Dalam ranah media sosial belakangan ini, perhatian banyak orang Indonesia tertuju pada sebuah fenomena menarik yang dikenal dengan sebutan "joki Strava". Fenomena ini tidak hanya mencerminkan tingginya kreativitas masyarakat, tetapi juga mengundang diskusi seputar berbagai aspek, termasuk implikasi perpajakan yang mungkin timbul.

Joki Strava adalah sebuah layanan yang menawarkan penggantian dalam menjalankan aktivitas olahraga, khususnya di tengah tren yang sedang populer belakangan ini seperti lari. Aplikasi Starva sendiri, yang telah merilis versi pertamanya pada tahun 2009 dan pada tahun 2023 tercatat memiliki lebih dari 120 juta pengguna, memungkinkan pengguna untuk merekam setiap detil aktivitas mereka dengan memanfaatkan teknologi Sistem Pemosisian Global atau Global Positioning System (GPS) pada smartphone. Dengan fitur seperti pelacakan jarak, durasi, kecepatan, elevasi, dan analisis performa yang komprehensif, Strava tidak hanya menjadi alat untuk merekam pencapaian pribadi dalam olahraga, tetapi juga sarana untuk berbagi pencapaian dan menjalin komunitas di platform media sosial.
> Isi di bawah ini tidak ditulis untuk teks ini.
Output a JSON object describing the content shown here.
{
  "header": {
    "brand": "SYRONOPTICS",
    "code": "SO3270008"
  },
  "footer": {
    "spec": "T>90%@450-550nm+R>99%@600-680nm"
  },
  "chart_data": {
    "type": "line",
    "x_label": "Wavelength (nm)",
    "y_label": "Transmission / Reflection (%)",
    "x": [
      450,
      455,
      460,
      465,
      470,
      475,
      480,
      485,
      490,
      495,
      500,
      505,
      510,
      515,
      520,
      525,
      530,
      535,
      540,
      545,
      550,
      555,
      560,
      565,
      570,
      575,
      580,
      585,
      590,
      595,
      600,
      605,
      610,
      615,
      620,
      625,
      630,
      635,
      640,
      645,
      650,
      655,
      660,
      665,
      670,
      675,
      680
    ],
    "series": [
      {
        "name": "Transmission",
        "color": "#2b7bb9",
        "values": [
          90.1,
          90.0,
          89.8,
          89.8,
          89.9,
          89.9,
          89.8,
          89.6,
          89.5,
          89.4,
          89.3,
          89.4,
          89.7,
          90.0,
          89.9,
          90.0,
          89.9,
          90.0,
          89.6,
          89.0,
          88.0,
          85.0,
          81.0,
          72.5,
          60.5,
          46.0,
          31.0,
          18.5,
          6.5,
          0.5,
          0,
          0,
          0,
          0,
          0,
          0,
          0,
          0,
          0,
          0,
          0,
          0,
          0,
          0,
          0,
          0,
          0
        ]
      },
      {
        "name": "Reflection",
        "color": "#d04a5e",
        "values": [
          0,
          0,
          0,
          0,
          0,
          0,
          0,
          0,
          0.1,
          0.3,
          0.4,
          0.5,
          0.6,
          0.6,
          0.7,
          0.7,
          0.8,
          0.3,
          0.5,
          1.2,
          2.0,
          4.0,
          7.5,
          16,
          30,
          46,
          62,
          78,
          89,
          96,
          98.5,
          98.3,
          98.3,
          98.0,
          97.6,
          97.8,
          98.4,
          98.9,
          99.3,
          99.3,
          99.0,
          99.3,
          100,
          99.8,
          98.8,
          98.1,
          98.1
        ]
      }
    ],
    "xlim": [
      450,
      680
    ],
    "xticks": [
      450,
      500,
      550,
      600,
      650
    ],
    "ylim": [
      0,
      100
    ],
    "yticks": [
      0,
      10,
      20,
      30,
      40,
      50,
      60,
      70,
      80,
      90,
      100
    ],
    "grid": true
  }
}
Kehadiran joki Strava muncul di tengah popularitas lari yang semakin meningkat di kalangan masyarakat Indonesia. Banyak dari mereka yang tidak hanya berpartisipasi dalam acara fun run atau maraton, tetapi juga secara aktif memamerkan pencapaian mereka di media sosial seperti pace (kelajuan), yaitu istilah untuk waktu yang diperlukan dalam menempuh satu kilometer. Sebagai contoh, pace enam berarti pelari tersebut dapat menempuh jarak satu kilometer dalam waktu enam menit. Dalam konteks ini, beberapa individu di media sosial telah menawarkan jasa sebagai joki Strava, dengan menawarkan layanan yang meliputi pengukuran jarak tempuh, kecepatan, serta permintaan khusus seperti kelajuan tertentu hingga kenaikan elevasi.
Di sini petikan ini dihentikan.